Она схватила его руку и стала целовать.
— Все будет сделано.
Когда дама вышла, Нехлюдов тоже стал откланиваться.
— Сделаем, что можем. Снесемся с министерством юстиции. Они ответят нам, и тогда мы сделаем, что можно.
Нехлюдов вышел и прошел в канцелярию. Опять, как в сенате, он нашел в великолепном помещении великолепных чиновников, чистых, учтивых, корректных от одежды до разговоров, отчетливых и строгих.
«Как их много, как ужасно их много, и какие они сытые, какие у них чистые рубашки, руки, как хорошо начищены у всех сапоги, и кто это все делает? И как им всем хорошо в сравнении не только с острожными, но и с деревенскими», — опять невольно думал Нехлюдов.
— Как раз все три типа сенаторов, — сказал он. — Вольф — это петербургский чиновник, Сковородников — это ученый юрист, и Бе — это практический юрист, а потому более всех живой, — сказал адвокат. — На него больше всего надежды. Ну, а что же в комиссии прошений?
— Да вот нынче поеду к барону Воробьеву, вчера не мог добиться аудиенции.
— Вы знаете, отчего барон — Воробьев? — сказал адвокат, отвечая на несколько комическую интонацию, с которой Нехлюдов произнес этот иностранный титул в соединении с такой русской фамилией. — Это Павел за что-то наградил его дедушку, — кажется, камер-лакея, — этим титулом. Чем-то очень угодил ему. Сделать его бароном, моему нраву не препятствуй. Так и пошел: барон Воробьев. И очень гордится этим. А большой пройдоха.
— Так вот к нему еду, — сказал Нехлюдов.
— Ну, и прекрасно, поедемте вместе. Я вас довезу.
Перед тем как уехать, уже в передней Нехлюдова встретил лакей с запиской к нему от Mariette:
«Pour vous faire plaisir, j'ai agi tout a fait contre mes principes, et j'ai intercede aupres de mon mari pour votre protegee. Il se trouve que cette personne peut etre relachee immediatement. Mon mari a ecrit au commandant. Venez donc бескорыстно. Je vous attend[59].
M.».
— Каково? — сказал Нехлюдов адвокату. — Ведь это ужасно! Женщина, которую они держат семь месяцев в одиночном заключении, оказывается ни в чем не виновата, и, чтобы ее выпустить, надо было сказать только слово.
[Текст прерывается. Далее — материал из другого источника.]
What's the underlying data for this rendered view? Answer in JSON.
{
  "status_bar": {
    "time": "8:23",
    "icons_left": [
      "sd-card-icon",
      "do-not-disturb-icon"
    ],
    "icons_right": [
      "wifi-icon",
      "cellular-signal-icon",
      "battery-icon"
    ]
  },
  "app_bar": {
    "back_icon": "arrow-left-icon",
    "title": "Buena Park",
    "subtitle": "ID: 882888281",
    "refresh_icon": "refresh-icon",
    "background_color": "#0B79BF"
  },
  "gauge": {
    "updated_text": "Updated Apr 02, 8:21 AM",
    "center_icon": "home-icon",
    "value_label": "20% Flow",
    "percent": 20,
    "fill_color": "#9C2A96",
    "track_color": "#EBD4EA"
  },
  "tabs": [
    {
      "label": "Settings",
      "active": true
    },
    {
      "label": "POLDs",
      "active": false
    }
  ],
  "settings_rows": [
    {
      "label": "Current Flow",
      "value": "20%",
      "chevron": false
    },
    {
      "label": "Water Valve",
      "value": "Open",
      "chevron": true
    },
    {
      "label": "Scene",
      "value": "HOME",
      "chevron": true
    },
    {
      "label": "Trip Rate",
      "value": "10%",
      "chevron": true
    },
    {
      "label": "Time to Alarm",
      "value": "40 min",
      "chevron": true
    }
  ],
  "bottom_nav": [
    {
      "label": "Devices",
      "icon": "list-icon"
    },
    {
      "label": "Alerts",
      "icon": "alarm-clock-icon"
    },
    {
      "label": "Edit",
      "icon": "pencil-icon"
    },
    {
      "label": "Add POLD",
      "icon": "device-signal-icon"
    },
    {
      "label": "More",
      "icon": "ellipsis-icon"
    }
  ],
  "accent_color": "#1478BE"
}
— Это всегда так. Ну, да по крайней мере вы достигли желаемого.
— Да, но этот успех огорчает меня. Стало быть, что же там делается?
Зачем же они держали ее?
— Ну, да это лучше не апрофондировать. Так я вас довезу, — сказал адвокат, когда они вышли на крыльцо, и прекрасная извозчичья карета, взятая адвокатом, подъехала к крыльцу. — Вам ведь к барону Воробьеву?
Адвокат сказал кучеру, куда ехать, и добрые лошади скоро подвезли Нехлюдова к дому, занимаемому бароном. Барон был дома. В первой комнате был молодой чиновник в вицмундире, с чрезвычайно длинной шеей и выпуклым кадыком и необыкновенно легкой походкой, и две дамы.
— Ваша фамилия? — спросил молодой чиновник с кадыком, необыкновенно легко и грациозно переходя от дам к Нехлюдову.
Нехлюдов назвался.
— Барон говорил про вас. Сейчас!
Молодой чиновник прошел в затворенную дверь и вывел оттуда заплаканную даму в трауре. Дама опускала костлявыми пальцами запутавшийся вуаль, чтобы скрыть слезы.
— Пожалуйте, — обратился молодой чиновник к Нехлюдову, легким шагом подходя к двери кабинета, отворяя ее и останавливаясь в ней.
Войдя в кабинет, Нехлюдов очутился перед среднего роста коренастым, коротко остриженным человеком в сюртуке, который сидел в кресле у большого письменного стола и весело смотрел перед собой. Особенно заметное своим красным румянцем среди белых усов и бороды добродушное лицо сложилось в ласковую улыбку при виде Нехлюдова.
— Очень рад вас видеть, мы были старые знакомые и друзья с вашей матушкой. Видал вас мальчиком и офицером потом. Ну, садитесь, расскажите, чем могу вам служить. Да, да, — говорил он, покачивая стриженой седой головой, в то время как Нехлюдов рассказывал историю Федосьи. — Говорите, говорите, я все понял; да, да, это в самом деле трогательно. Что же, вы подали прошение?
— Я приготовил прошение, — сказал Нехлюдов, доставая его из кармана. — Но я хотел просить вас, надеялся, что на это дело обратят особое внимание.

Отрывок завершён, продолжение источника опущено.